PENGARUH TERAPI KELOMPOK SUPORTIF TERHADAP MASALAH MENTAL EMOSIONAL, MEKANISME KOPING DAN RESILIENSI REMAJA DI PONDOK PESANTREN NURUL IKHSAN JERUK LEGI
Main Article Content
Abstract
Usia remaja merupakan usia transisi dari masa anak menuju dewasa, hal ini ditandai oleh adanya perubahan fisik, emosi dan psikis. Masalah Gangguan emosional erat kaitannya dengan kondisi remaja yang belum stabil baik kondisi fisik maupun mental dalam menghadapi tuntutan kehidupan. Ketika remaja mempunyai mekanisme koping dan resiliensi yang baik, maka remaja akan lebih mudah dalam menghadapi masalah yang dialami. Terapi kelompok suportif merupakan terapi yang efektif guna meningkatkan kemampuan remaja dalam menghadapi masalah. Penelitian ini bertujuan untuk mengetahui pengaruh terapi kelompok suportif terhadap gangguan mental emosional, mekanisme koping dan resiliensi pada remaja. Metode yang digunakan dalam penelitian ini quasi eksperimental design dalam bentuk one group pre test-post test design dengan jumlah sampel sebanyak 37 orang yang diambil dengan teknik purposive sampling. Instrumen menggunakan kuesioner SDQ, mekanisme koping dan Brief Resilience Scale. Analisis data menggunakan uji t-test related dan uji Wilcoxon.
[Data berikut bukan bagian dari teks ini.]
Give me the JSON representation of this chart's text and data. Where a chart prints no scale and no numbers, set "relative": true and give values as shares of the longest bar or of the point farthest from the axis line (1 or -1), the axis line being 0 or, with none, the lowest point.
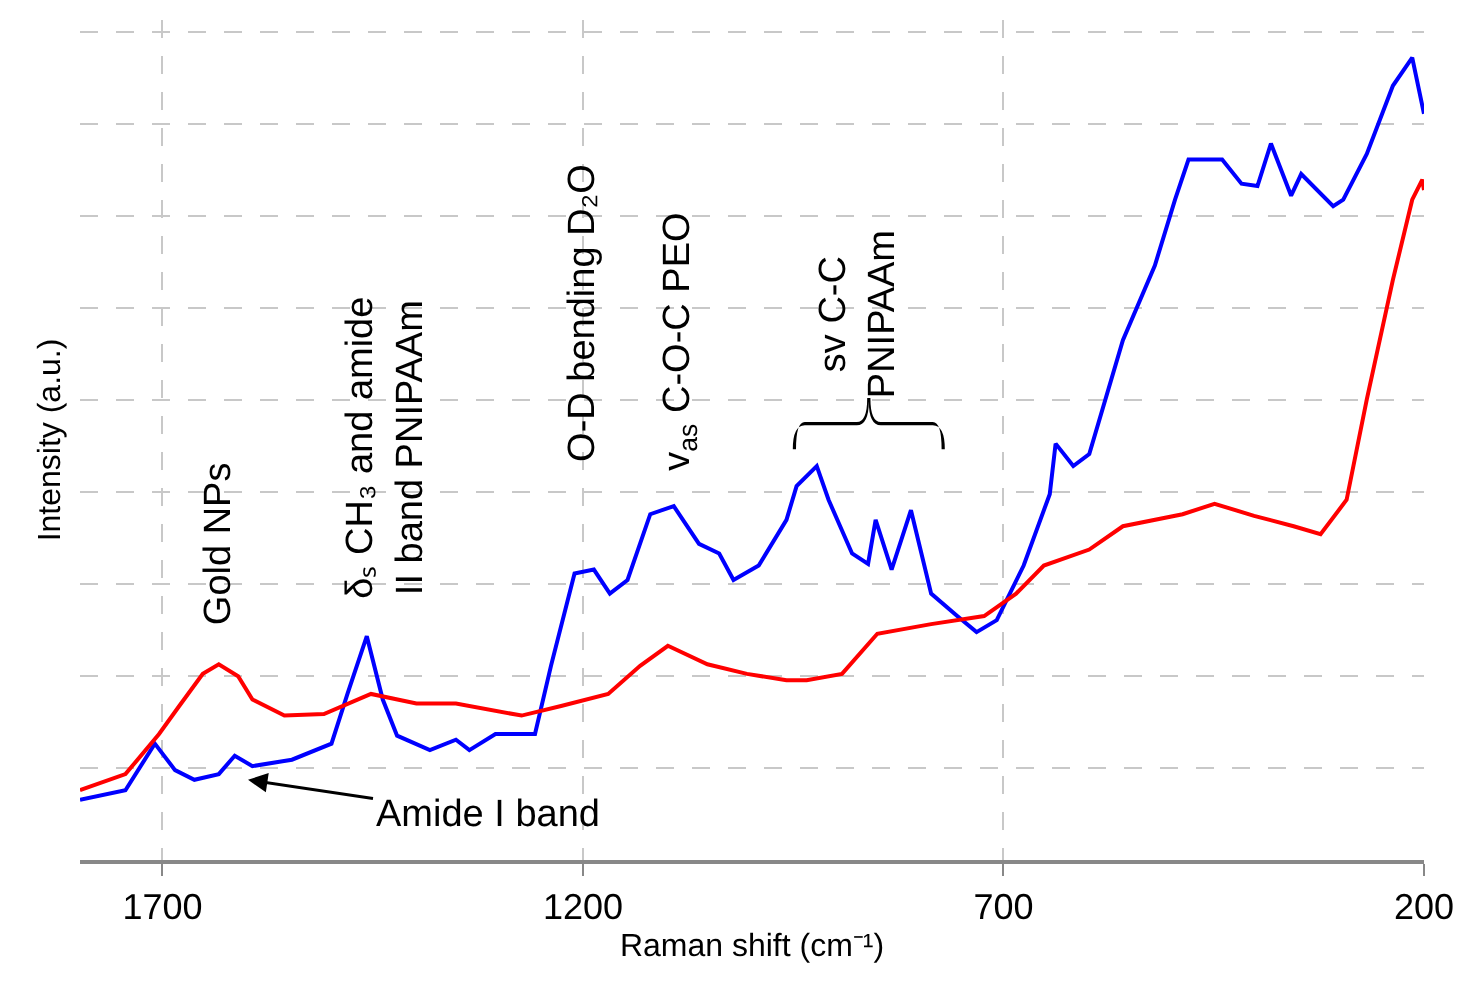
{
  "chart_data": {
    "type": "line",
    "relative": true,
    "xlabel": "Raman shift (cm⁻¹)",
    "ylabel": "Intensity (a.u.)",
    "xlim": [
      1798,
      200
    ],
    "xticks": [
      1700,
      1200,
      700,
      200
    ],
    "grid": true,
    "marker": "none",
    "line_style": "solid",
    "series": [
      {
        "color": "#0000ff",
        "x": [
          1798,
          1744,
          1709,
          1685,
          1662,
          1633,
          1614,
          1593,
          1546,
          1499,
          1480,
          1457,
          1438,
          1421,
          1382,
          1351,
          1335,
          1304,
          1257,
          1238,
          1210,
          1187,
          1168,
          1147,
          1120,
          1092,
          1062,
          1038,
          1021,
          991,
          958,
          946,
          922,
          908,
          880,
          861,
          852,
          833,
          810,
          786,
          755,
          732,
          708,
          676,
          645,
          638,
          617,
          598,
          558,
          520,
          496,
          480,
          440,
          417,
          398,
          382,
          358,
          346,
          308,
          296,
          268,
          237,
          214,
          200
        ],
        "values": [
          0.075,
          0.087,
          0.145,
          0.112,
          0.1,
          0.107,
          0.13,
          0.117,
          0.125,
          0.145,
          0.207,
          0.279,
          0.2,
          0.155,
          0.137,
          0.15,
          0.137,
          0.157,
          0.157,
          0.242,
          0.357,
          0.362,
          0.332,
          0.349,
          0.431,
          0.441,
          0.394,
          0.382,
          0.349,
          0.367,
          0.424,
          0.466,
          0.491,
          0.449,
          0.382,
          0.369,
          0.424,
          0.362,
          0.436,
          0.332,
          0.304,
          0.284,
          0.299,
          0.367,
          0.456,
          0.519,
          0.491,
          0.506,
          0.648,
          0.741,
          0.823,
          0.873,
          0.873,
          0.843,
          0.84,
          0.893,
          0.828,
          0.855,
          0.815,
          0.823,
          0.88,
          0.965,
          1.0,
          0.93
        ]
      },
      {
        "color": "#ff0000",
        "x": [
          1798,
          1744,
          1704,
          1680,
          1652,
          1633,
          1610,
          1593,
          1555,
          1508,
          1452,
          1398,
          1351,
          1273,
          1226,
          1170,
          1132,
          1099,
          1052,
          1005,
          958,
          934,
          892,
          850,
          786,
          723,
          685,
          652,
          598,
          558,
          487,
          449,
          402,
          355,
          323,
          292,
          268,
          237,
          214,
          202,
          200
        ],
        "values": [
          0.087,
          0.107,
          0.157,
          0.192,
          0.232,
          0.244,
          0.229,
          0.2,
          0.18,
          0.182,
          0.207,
          0.195,
          0.195,
          0.18,
          0.192,
          0.207,
          0.242,
          0.267,
          0.244,
          0.232,
          0.224,
          0.224,
          0.232,
          0.282,
          0.294,
          0.304,
          0.332,
          0.367,
          0.387,
          0.416,
          0.431,
          0.444,
          0.429,
          0.416,
          0.406,
          0.449,
          0.574,
          0.723,
          0.823,
          0.848,
          0.835
        ]
      }
    ],
    "annotations": [
      "Gold NPs",
      "δₛ CH₃ and amide\nII band PNIPAAm",
      "O-D bending D₂O",
      "v$_{as}$ C-O-C PEO",
      "sv C-C\nPNIPAAm",
      "Amide I band"
    ]
  }
}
Hasil penelitian menunjukkan bahwa terdapat perubahan mental emosional, kekuatan dalam menghadapi kesulitan, mekanisme koping dan resiliensi yang signifikan antara sebelum dan sesudah diberikan terapi kelompok suportif pada remaja (pv = 0,000). Simpulan: Terdapat pengaruh pemberian intervensi kelompok supportif terhadap mental emosional (pv = 0,00), mekanisme koping (pv = 0,00) dan resiliensi (pv = 0,00) pada remaja.